No entanto, em 2016 mudanças regulatórias excluíram a obrigatoriedade de a Petrobras atuar como operadora com participação mínima de 30% nas áreas do pré-sal; e em 2017 alterações legislativas reduziram a obrigatoriedade de conteúdo local nos contratos de partilha de 37% para 18% na etapa de exploração e de 55% para 30% na etapa de desenvolvimento. A conjugação desses dois elementos reduziu a possibilidade de se utilizar a indústria do petróleo como motor de dinamização da própria industrialização nacional, criando uma estrutura produtiva mais exitosa e eficiente em converter commodities em recursos naturais estratégicos por meio da agregação de valor.

Maior contratação estrangeira

Ao mesmo tempo, desde 2017, observou-se o aumento da contratação estrangeira, por um lado, para o desenvolvimento das áreas já negociadas do pré-sal e pós-sal, e, por outro, pelas expectativas de investimentos das empresas estrangeiras a partir das novas fronteiras exploratórias.

Várias empresas já solicitaram à ANP a isenção do cumprimento do conteúdo local e, simultaneamente, já tem contratado progressivamente fornecedores estrangeiros para a exploração e desenvolvimento dos campos de petróleo. Um caso interessante é o da Equinor.

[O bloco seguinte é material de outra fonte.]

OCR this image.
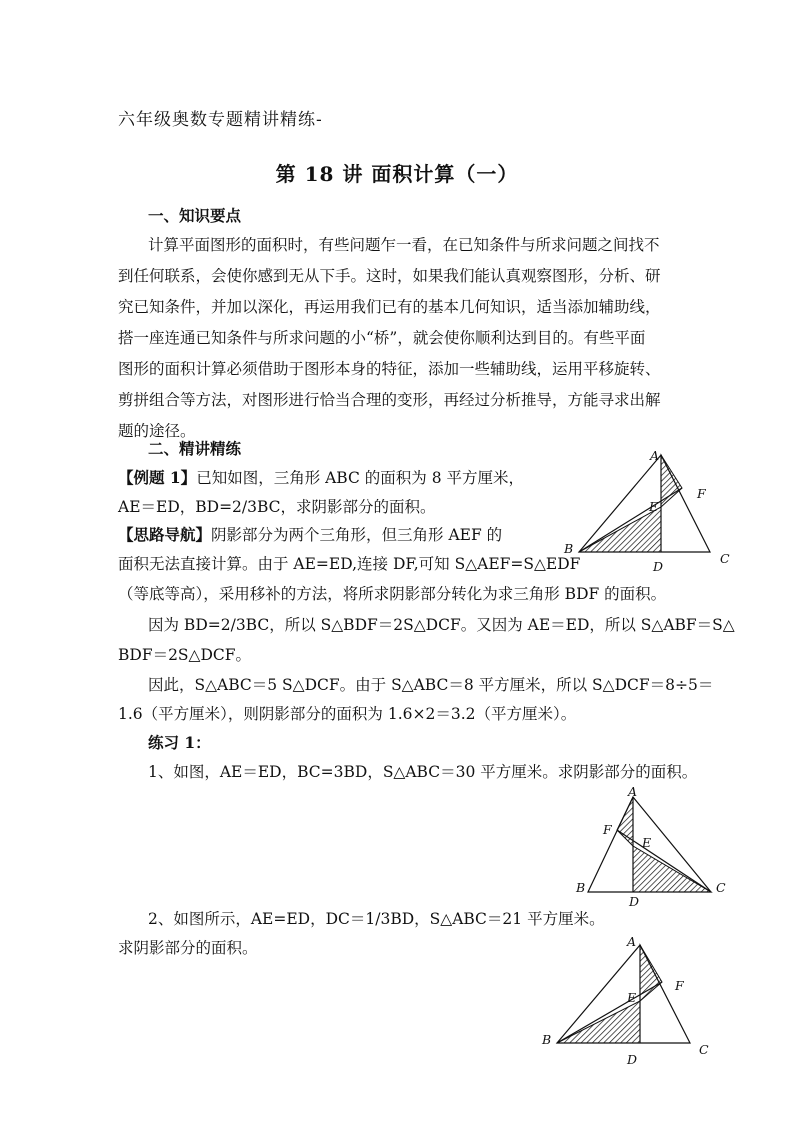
六年级奥数专题精讲精练-
第 18 讲 面积计算（一）
一、知识要点
计算平面图形的面积时，有些问题乍一看，在已知条件与所求问题之间找不
到任何联系，会使你感到无从下手。这时，如果我们能认真观察图形，分析、研
究已知条件，并加以深化，再运用我们已有的基本几何知识，适当添加辅助线，
搭一座连通已知条件与所求问题的小“桥”，就会使你顺利达到目的。有些平面
图形的面积计算必须借助于图形本身的特征，添加一些辅助线，运用平移旋转、
剪拼组合等方法，对图形进行恰当合理的变形，再经过分析推导，方能寻求出解
题的途径。
二、精讲精练
【例题 1】已知如图，三角形 ABC 的面积为 8 平方厘米，
AE＝ED，BD=2/3BC，求阴影部分的面积。
【思路导航】阴影部分为两个三角形，但三角形 AEF 的
面积无法直接计算。由于 AE=ED,连接 DF,可知 S△AEF=S△EDF
（等底等高），采用移补的方法，将所求阴影部分转化为求三角形 BDF 的面积。
因为 BD=2/3BC，所以 S△BDF＝2S△DCF。又因为 AE＝ED，所以 S△ABF＝S△
BDF＝2S△DCF。
因此，S△ABC＝5 S△DCF。由于 S△ABC＝8 平方厘米，所以 S△DCF＝8÷5＝
1.6（平方厘米），则阴影部分的面积为 1.6×2＝3.2（平方厘米）。
练习 1：
1、如图，AE＝ED，BC=3BD，S△ABC＝30 平方厘米。求阴影部分的面积。
2、如图所示，AE=ED，DC＝1/3BD，S△ABC＝21 平方厘米。
求阴影部分的面积。
A
F
E
B
C
D
A
F
E
B	C
D
A
F
E
B
C
D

A empresa norueguesa contratou a fornecedora Heerema para a construção de uma plataforma – com a finalidade de utiliza-lá no campo do pós-sal de Peregrino – executada no estaleiro da empresa em Vlissingen, na Holanda.

A redução no ritmo dos leilões pode ser vista como um problema quando o parâmetro de avaliação é o enxugamento da Petrobras ou o ajuste fiscal, mas o mesmo fenômeno pode ser encarado como uma oportunidade caso o critério de avaliação seja a reindustrialização nacional, nesse sentido o pré-sal segue abrindo possibilidades para o desenvolvimento do país.


William Nozaki é Coordenador-técnico do Instituto de Estudos Estratégicos de Petróleo, Gás Natural e Biocombustíveis (Ineep) e professor da Fundação Escola de Sociologia e Política de São Paulo.

Rodrigo Leão é Coordenador-técnico do Instituto de Estudos Estratégicos de Petróleo, Gás Natural e Biocombustíveis (Ineep) e pesquisador-visitante do NEC da Universidade Federal da Bahia.